THE BIOLOGY OF THE CELL SURFACE

June 1939 Roy Philip Forster
Books
THE BIOLOGY OF THE CELL SURFACE
June 1939 Roy Philip Forster

by Ernest Everett Just '07. P. Blakiston's Son & Co., Philadelphia, Pa.392 pages, #5.50.

This book represents the views of a biologist who has worked for over twentyfive years on the eggs of marine animals. Inasmuch as the cell is the elemental structural and functional unit of plant and animal life these studies on the intact normal life-unit are of wide interest not only in the field of pure biology but to such applied branches as medical science and agriculture as well. Dr. Just sees the problems of biology as standing apart from those of chemistry and physics because of the inability of one to subject a living system to minute analysis without destroying that which is under investigation. This leaves the biologist who is well-armed with a good microscope better equip!: to deal with the properties and manifestations of the living organism than the more exact analyst who must confine his activities to the non-living or recently killed systems.

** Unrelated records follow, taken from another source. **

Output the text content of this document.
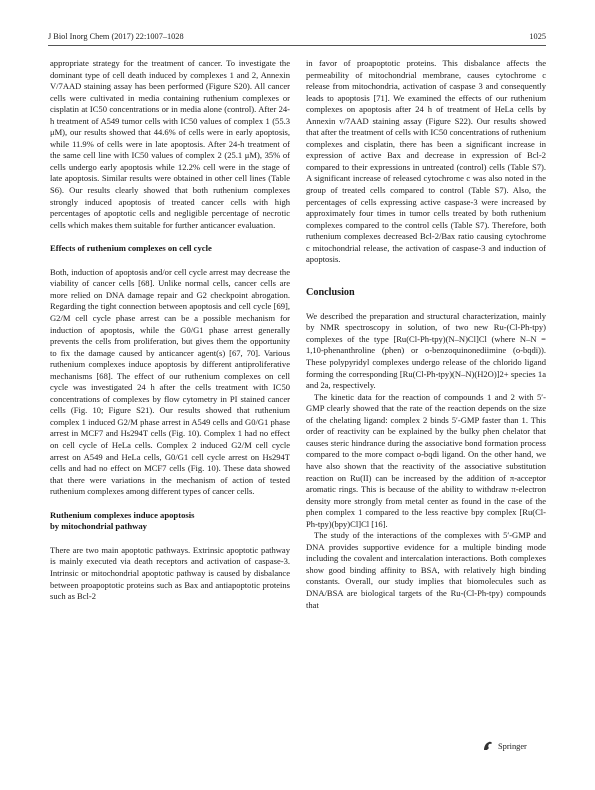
J Biol Inorg Chem (2017) 22:1007–1028	1025

appropriate strategy for the treatment of cancer. To investigate the dominant type of cell death induced by complexes 1 and 2, Annexin V/7AAD staining assay has been performed (Figure S20). All cancer cells were cultivated in media containing ruthenium complexes or cisplatin at IC50 concentrations or in media alone (control). After 24-h treatment of A549 tumor cells with IC50 values of complex 1 (55.3 μM), our results showed that 44.6% of cells were in early apoptosis, while 11.9% of cells were in late apoptosis. After 24-h treatment of the same cell line with IC50 values of complex 2 (25.1 μM), 35% of cells undergo early apoptosis while 12.2% cell were in the stage of late apoptosis. Similar results were obtained in other cell lines (Table S6). Our results clearly showed that both ruthenium complexes strongly induced apoptosis of treated cancer cells with high percentages of apoptotic cells and negligible percentage of necrotic cells which makes them suitable for further anticancer evaluation.

Effects of ruthenium complexes on cell cycle

Both, induction of apoptosis and/or cell cycle arrest may decrease the viability of cancer cells [68]. Unlike normal cells, cancer cells are more relied on DNA damage repair and G2 checkpoint abrogation. Regarding the tight connection between apoptosis and cell cycle [69], G2/M cell cycle phase arrest can be a possible mechanism for induction of apoptosis, while the G0/G1 phase arrest generally prevents the cells from proliferation, but gives them the opportunity to fix the damage caused by anticancer agent(s) [67, 70]. Various ruthenium complexes induce apoptosis by different antiproliferative mechanisms [68]. The effect of our ruthenium complexes on cell cycle was investigated 24 h after the cells treatment with IC50 concentrations of complexes by flow cytometry in PI stained cancer cells (Fig. 10; Figure S21). Our results showed that ruthenium complex 1 induced G2/M phase arrest in A549 cells and G0/G1 phase arrest in MCF7 and Hs294T cells (Fig. 10). Complex 1 had no effect on cell cycle of HeLa cells. Complex 2 induced G2/M cell cycle arrest on A549 and HeLa cells, G0/G1 cell cycle arrest on Hs294T cells and had no effect on MCF7 cells (Fig. 10). These data showed that there were variations in the mechanism of action of tested ruthenium complexes among different types of cancer cells.

Ruthenium complexes induce apoptosis
by mitochondrial pathway

There are two main apoptotic pathways. Extrinsic apoptotic pathway is mainly executed via death receptors and activation of caspase-3. Intrinsic or mitochondrial apoptotic pathway is caused by disbalance between proapoptotic proteins such as Bax and antiapoptotic proteins such as Bcl-2

in favor of proapoptotic proteins. This disbalance affects the permeability of mitochondrial membrane, causes cytochrome c release from mitochondria, activation of caspase 3 and consequently leads to apoptosis [71]. We examined the effects of our ruthenium complexes on apoptosis after 24 h of treatment of HeLa cells by Annexin v/7AAD staining assay (Figure S22). Our results showed that after the treatment of cells with IC50 concentrations of ruthenium complexes and cisplatin, there has been a significant increase in expression of active Bax and decrease in expression of Bcl-2 compared to their expressions in untreated (control) cells (Table S7). A significant increase of released cytochrome c was also noted in the group of treated cells compared to control (Table S7). Also, the percentages of cells expressing active caspase-3 were increased by approximately four times in tumor cells treated by both ruthenium complexes compared to the control cells (Table S7). Therefore, both ruthenium complexes decreased Bcl-2/Bax ratio causing cytochrome c mitochondrial release, the activation of caspase-3 and induction of apoptosis.

Conclusion

We described the preparation and structural characterization, mainly by NMR spectroscopy in solution, of two new Ru-(Cl-Ph-tpy) complexes of the type [Ru(Cl-Ph-tpy)(N–N)Cl]Cl (where N–N = 1,10-phenanthroline (phen) or o-benzoquinonediimine (o-bqdi)). These polypyridyl complexes undergo release of the chlorido ligand forming the corresponding [Ru(Cl-Ph-tpy)(N–N)(H2O)]2+ species 1a and 2a, respectively.

The kinetic data for the reaction of compounds 1 and 2 with 5′-GMP clearly showed that the rate of the reaction depends on the size of the chelating ligand: complex 2 binds 5′-GMP faster than 1. This order of reactivity can be explained by the bulky phen chelator that causes steric hindrance during the associative bond formation process compared to the more compact o-bqdi ligand. On the other hand, we have also shown that the reactivity of the associative substitution reaction on Ru(II) can be increased by the addition of π-acceptor aromatic rings. This is because of the ability to withdraw π-electron density more strongly from metal center as found in the case of the phen complex 1 compared to the less reactive bpy complex [Ru(Cl-Ph-tpy)(bpy)Cl]Cl [16].

The study of the interactions of the complexes with 5′-GMP and DNA provides supportive evidence for a multiple binding mode including the covalent and intercalation interactions. Both complexes show good binding affinity to BSA, with relatively high binding constants. Overall, our study implies that biomolecules such as DNA/BSA are biological targets of the Ru-(Cl-Ph-tpy) compounds that

Springer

With the use of this purely biological attack such fundamental life problems as the nature of the protoplasmic system, fertilization, parthenogenesis, cell division, cleavage and differentiation, chromosome behavior and evolution have been investigated. In the mechanism of all these processes great importance is placed upon the cell surface and the outer layer of the cytoplasm which act as the barriers between the living protoplasm and the ever-changing environment, regulating the ingress of all materials vital to the living cell, maintaining the constancy of the internal cellular medium and standing as a buffer against the attacks of the cell's surroundings. Also, in the egg he shows that without the ectoplasm fertilization cannot take place, that the ectoplasm initiates cell division by regulating the movements within the cytoplasm, that the ectoplasm is one of the causative factors in differentiation of development, that the behavior of the chromosomes is dependent upon ectoplasmic activity, and finally that ecto-endoplasmic differentiation is a factor in evolution.

Despite his emphasis upon the importance of the ectoplasm in regulating the actions of the living system he makes his position clear that "life resides in the whole of the protoplasmic system taken as a unit—the phenomena of life are not to be dissociated from the integration of the system's constituent regions, the integration which is the basic manifestation of the state of being alive." He believes that these studies on the normal-cells should be extended to include pathological conditions where an exhaustive study of the minute structure of human cells may lend a new understanding to such diseases as oedema and all pathological states resulting from a disturbed water balance, those diseases associated with a change in the quality and number of white cells, and cancer.